Within a single git operation the repeated negative lookups happen within milliseconds, so even a 60s TTL eliminates essentially all redundant HeadObject+probe pairs, and the first miss in a folder warms every sibling via one parent listing (deduped by singleflight). Local writes bump the per-prefix generation (and its ancestors'), so a push reads its own objects immediately. git object content is immutable, so positive/ReadDir results are never wrong about what exists — only the recency of newly-added entries is TTL-bounded. The residual risk is a negative read of an object another process just created (this cache is process-local), bounded by one TTL; -s3-cache-ttl 0 opts out entirely.

Verification

  1. go build ./...; go mod tidy; go test ./....
  2. Cache disabled = no behavior change: the cache is only wired when -s3-cache-ttl>0; existing protocol tests (go test ./cmd/objgitd/..., needs git on PATH) must pass with the cache off and on.
  3. New unit tests in internal/s3fs (table-driven tt, counting-stub storage.Client):
    • Populate-on-miss: first Stat of an absent key in a never-listed folder issues exactly one ListObjectsV2 (the parent) and zero HeadObject; a second absent sibling → zero S3; a present sibling → only HeadObject.
    • ReadDir then Stat/Open of an absent sibling → zero S3; a dir child → zero S3.
    • Local invalidation: Create+Close / Rename / Remove / MkdirAll bump the generation so a following Stat/ReadDir re-lists and sees the change (read-after-write).
    • TTL expiry: advancing time past TTL expires the entry → re-list (inject a clock or a settable now in ListingCache for the test).
    • Warmer: RunWarmer re-fills accessed prefixes and evicts idle ones past IdleTTL.

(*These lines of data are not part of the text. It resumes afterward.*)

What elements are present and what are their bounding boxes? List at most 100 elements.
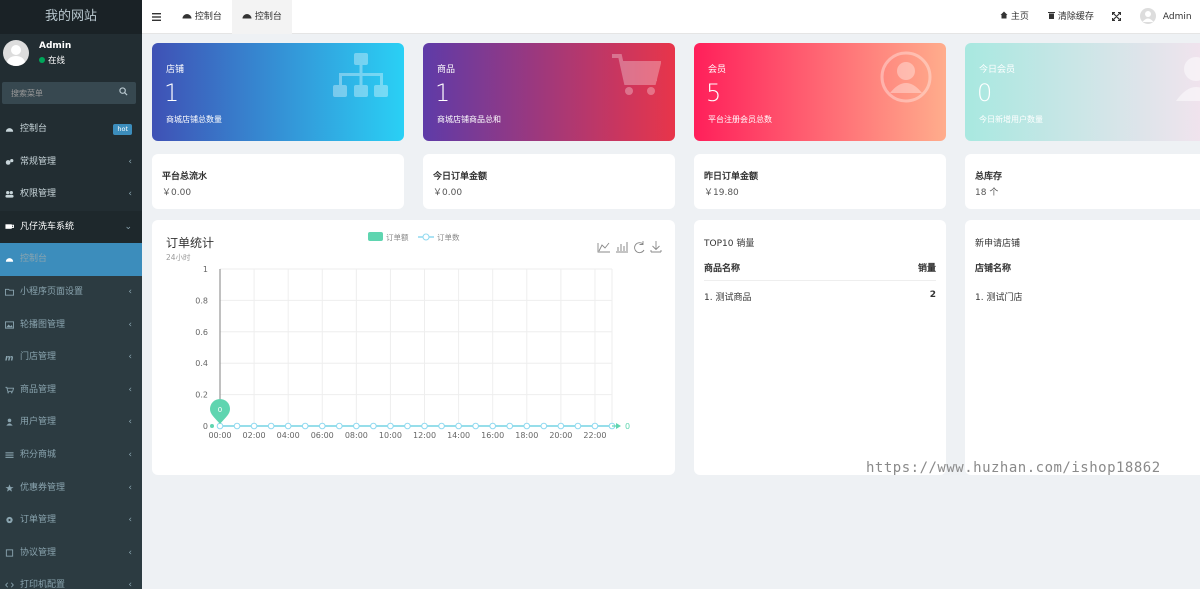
order-line-chart: 0 0.2 0.4 0.6 0.8 1 00:00 02:00 04:00 06:00 08:00…: [195, 232, 662, 440]
clear-cache-button[interactable]: 清除缓存: [1048, 0, 1094, 34]
top10-sales-panel: TOP10 销量 商品名称 销量 1. 测试商品 2: [694, 220, 946, 475]
x-tick-label: 06:00: [311, 431, 334, 440]
sidebar-item-label: 权限管理: [20, 189, 57, 200]
summary-value: ￥19.80: [704, 188, 739, 198]
list-item: 1. 测试门店: [975, 290, 1200, 303]
chevron-left-icon: ‹: [128, 417, 132, 428]
data-point: [336, 422, 343, 430]
tab-console-1[interactable]: 控制台: [172, 0, 232, 34]
menu-toggle-button[interactable]: [152, 0, 166, 34]
watermark-text: https://www.huzhan.com/ishop18862: [866, 460, 1161, 476]
sidebar-item-label: 小程序页面设置: [20, 286, 84, 297]
x-tick-label: 02:00: [243, 431, 266, 440]
data-point: [370, 422, 377, 430]
legend-label: 订单数: [437, 232, 460, 242]
data-point: [506, 422, 514, 430]
dashboard-icon: [5, 258, 14, 263]
summary-card-total-flow: 平台总流水 ￥0.00: [152, 154, 404, 209]
sidebar-item-dashboard[interactable]: 控制台 hot: [0, 113, 142, 146]
data-point: [250, 422, 258, 430]
user-status-label: 在线: [48, 56, 66, 66]
chevron-left-icon: ‹: [128, 286, 132, 297]
chart-toolbox[interactable]: [597, 241, 662, 254]
sidebar-item-label: 商品管理: [20, 384, 57, 395]
sidebar-item-general[interactable]: 常规管理 ‹: [0, 146, 142, 179]
sidebar-item-label: 用户管理: [20, 417, 57, 428]
summary-card-yesterday-orders: 昨日订单金额 ￥19.80: [694, 154, 946, 209]
arrow-icon: [616, 423, 621, 429]
user-icon: [880, 51, 932, 103]
sidebar-item-label: 积分商城: [20, 449, 57, 460]
svg-text:m: m: [5, 353, 13, 361]
user-status: 在线: [39, 54, 142, 66]
sidebar-item-coupons[interactable]: 优惠券管理 ‹: [0, 472, 142, 505]
sidebar-item-agreements[interactable]: 协议管理 ‹: [0, 537, 142, 570]
data-point: [591, 422, 599, 430]
sidebar-item-carwash[interactable]: 凡仔洗车系统 ⌄: [0, 210, 142, 244]
user-icon: [1176, 57, 1200, 101]
user-menu-label: Admin: [1162, 12, 1192, 22]
stat-title: 店铺: [166, 65, 185, 75]
sidebar-item-printer[interactable]: 打印机配置 ‹: [0, 569, 142, 589]
x-tick-label: 04:00: [277, 431, 300, 440]
sidebar-item-auth[interactable]: 权限管理 ‹: [0, 178, 142, 211]
chevron-left-icon: ‹: [128, 580, 132, 589]
chevron-down-icon: ⌄: [124, 221, 132, 232]
home-link[interactable]: 主页: [1000, 0, 1029, 34]
data-point: [574, 422, 582, 430]
brand-title[interactable]: 我的网站: [0, 0, 142, 34]
data-point: [523, 422, 531, 430]
data-point: [404, 422, 411, 430]
data-point: [421, 422, 428, 430]
search-placeholder: 搜索菜单: [11, 89, 43, 98]
chevron-left-icon: ‹: [128, 156, 132, 167]
stat-card-products: 商品 1 商城店铺商品总和: [423, 43, 675, 141]
chart-grid: [219, 268, 613, 427]
file-icon: [5, 549, 14, 557]
search-icon[interactable]: [119, 87, 128, 96]
chevron-left-icon: ‹: [128, 547, 132, 558]
sidebar-item-miniprogram[interactable]: 小程序页面设置 ‹: [0, 276, 142, 309]
user-menu[interactable]: Admin: [1140, 0, 1192, 34]
x-tick-label: 00:00: [208, 431, 231, 440]
tab-console-2[interactable]: 控制台: [232, 0, 292, 34]
sidebar-item-stores[interactable]: m 门店管理 ‹: [0, 341, 142, 374]
chevron-left-icon: ‹: [128, 384, 132, 395]
sidebar-item-points[interactable]: 积分商城 ‹: [0, 439, 142, 472]
stat-title: 今日会员: [979, 65, 1016, 75]
fullscreen-button[interactable]: [1111, 0, 1122, 34]
cart-icon: [612, 54, 661, 95]
x-tick-label: 14:00: [447, 431, 470, 440]
stat-desc: 商城店铺总数量: [166, 115, 222, 124]
data-point: [318, 422, 326, 430]
sidebar-item-orders[interactable]: 订单管理 ‹: [0, 504, 142, 537]
gear-icon: [6, 516, 13, 524]
chart-legend: 订单额 订单数: [368, 232, 460, 242]
sidebar-item-console[interactable]: 控制台: [0, 243, 142, 276]
sidebar-item-products[interactable]: 商品管理 ‹: [0, 374, 142, 407]
data-point: [301, 422, 309, 430]
summary-label: 总库存: [975, 172, 1003, 182]
search-input[interactable]: 搜索菜单: [2, 82, 136, 104]
new-shops-panel: 新申请店铺 店铺名称 1. 测试门店: [965, 220, 1200, 475]
data-point: [387, 422, 394, 430]
stat-desc: 平台注册会员总数: [708, 115, 772, 124]
dashboard-icon: [242, 14, 252, 19]
stat-value: 0: [977, 79, 993, 107]
order-stats-panel: 订单统计 24小时 0 0.2 0.4 0.6 0.8 1 00:00 02:00 04:00…: [152, 220, 675, 475]
y-tick-label: 0.4: [195, 359, 208, 368]
user-name: Admin: [39, 41, 72, 51]
clear-cache-label: 清除缓存: [1057, 12, 1094, 22]
chevron-left-icon: ‹: [128, 449, 132, 460]
summary-label: 昨日订单金额: [704, 172, 759, 182]
legend-swatch: [368, 232, 383, 241]
dashboard-icon: [5, 128, 14, 132]
dashboard-icon: [182, 14, 192, 19]
sidebar-item-label: 门店管理: [20, 352, 57, 363]
sidebar-item-banner[interactable]: 轮播图管理 ‹: [0, 309, 142, 342]
summary-value: 18 个: [975, 188, 999, 198]
shop-name: 1. 测试门店: [975, 293, 1023, 303]
y-tick-label: 0.6: [195, 328, 208, 337]
sidebar-menu: 控制台 hot 常规管理 ‹ 权限管理 ‹ 凡仔洗车系统 ⌄ 控制台 小程序页面…: [0, 113, 142, 589]
sidebar-item-users[interactable]: 用户管理 ‹: [0, 406, 142, 439]
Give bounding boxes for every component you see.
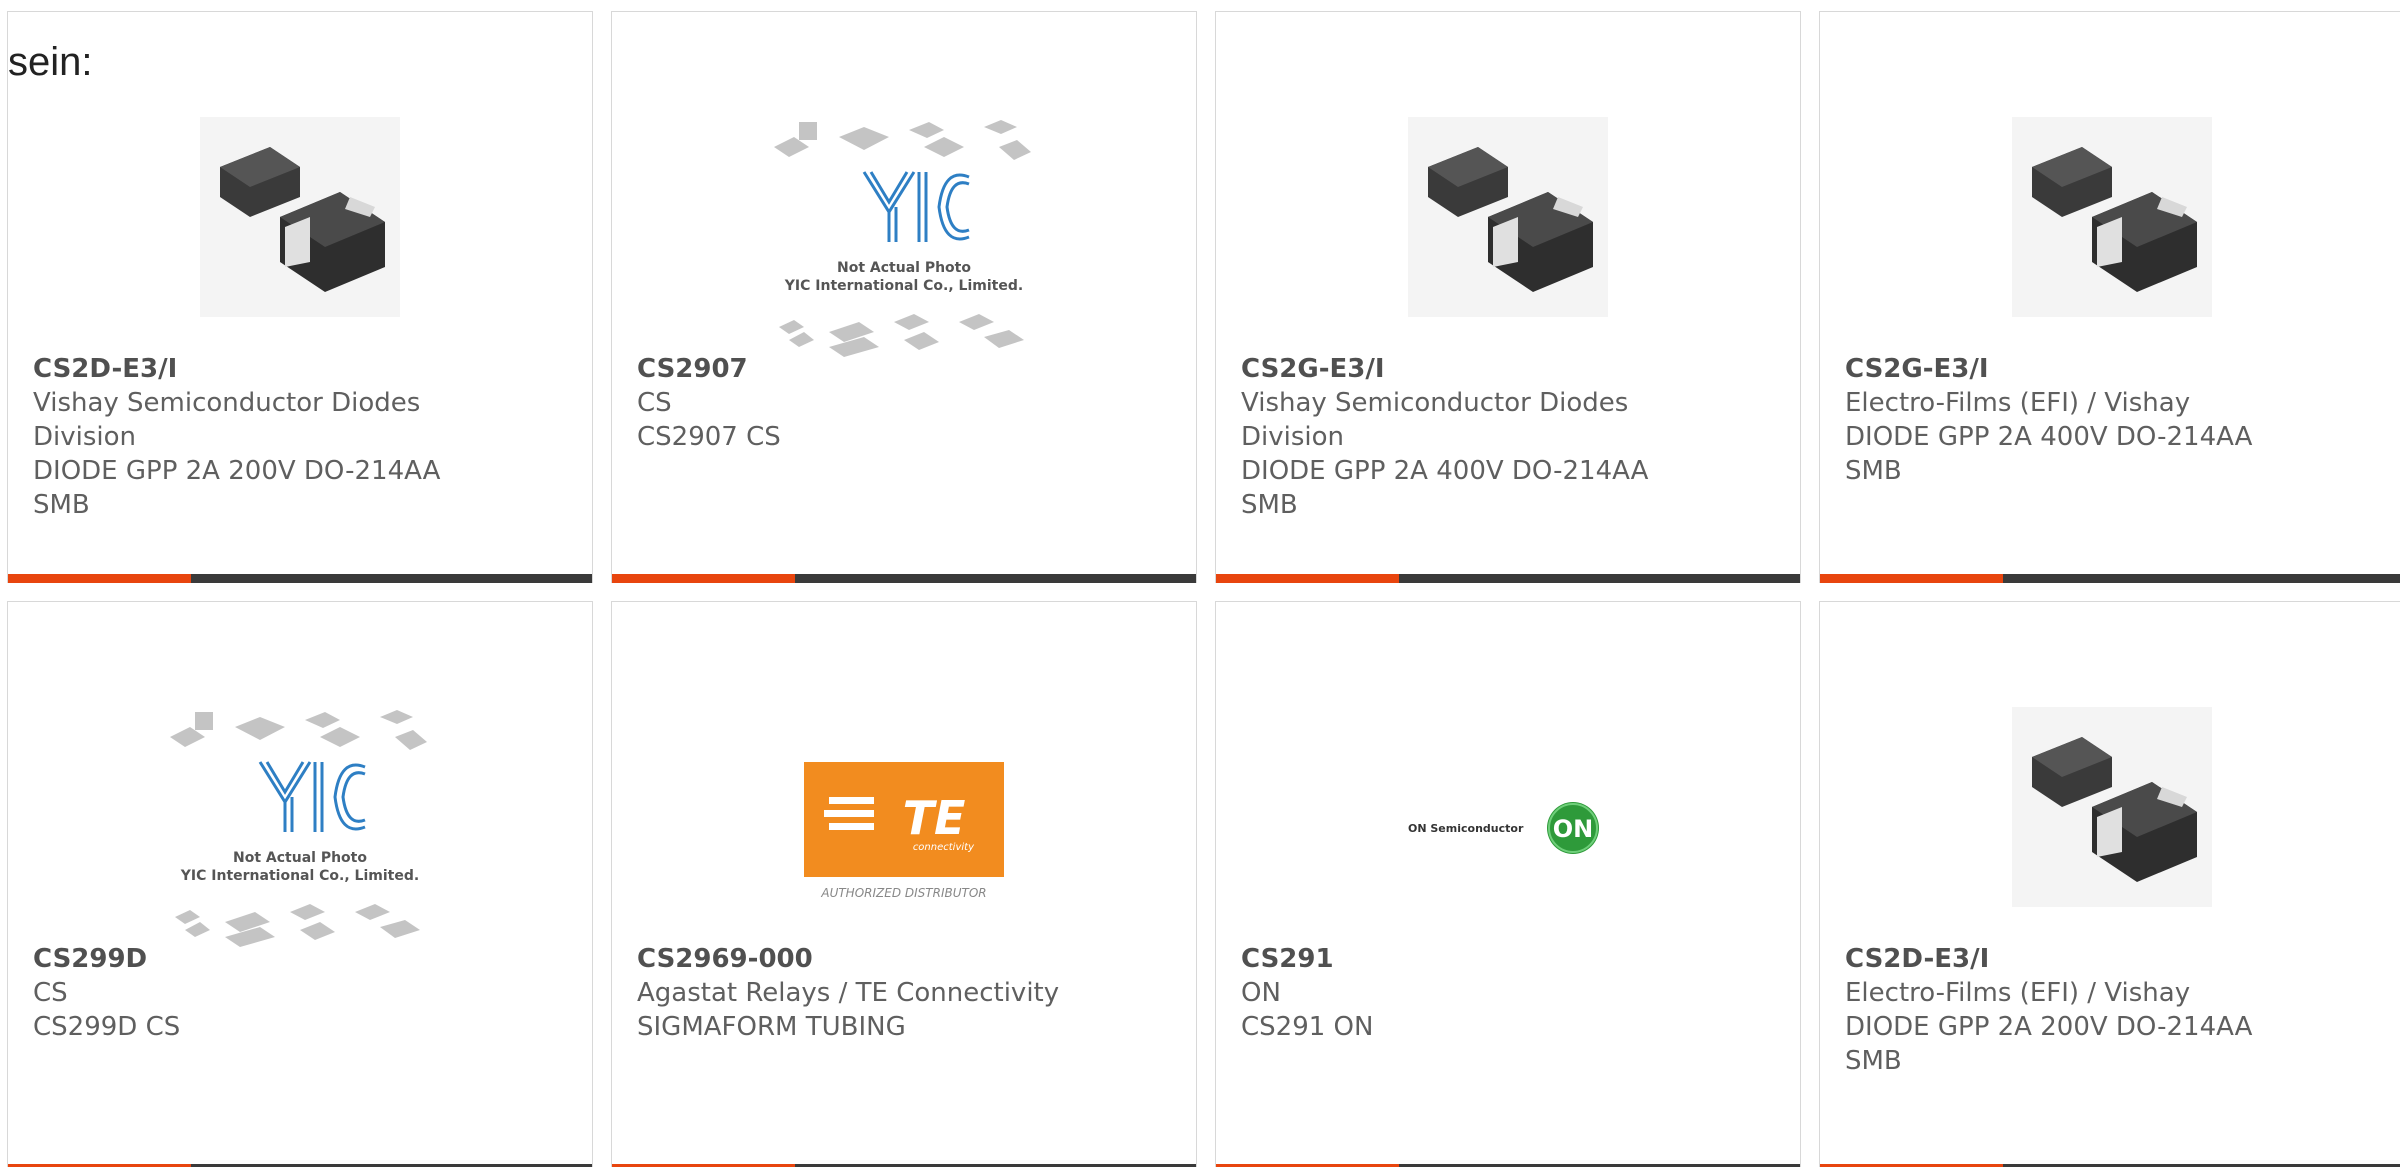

    • Chroot sharing: ReadDir on the root then Stat of an absent child through a chroot resolves from the same cached prefix (same canonical key).
    • Head seeding: one listing fill seeds every file's head from the ListObjectsV2 data with zero HeadObjects; Stat of a seeded file then does zero further HeadObjects (counting-stub tests disable seeding for determinism; a dedicated test enables it and asserts no heads are issued).
    • Subtree caching: one read of any refs/ folder scans the subtree once; other refs/ folders and negative lookups beneath them then do zero S3; a write to a sibling refs/ folder re-scans (ancestor invalidation) and is visible; a subtree past MaxSubtreeKeys falls back to a delimited listing yet still returns correctly.
  4. End-to-end: ./objgitd -bucket $BUCKET -allow-push; clone a packed repo twice and confirm objgit_s3_requests_total{operation="HeadObject"} grows far slower than with -s3-cache-ttl 0, and watch objgit_s3_listing_cache_hits_total climb.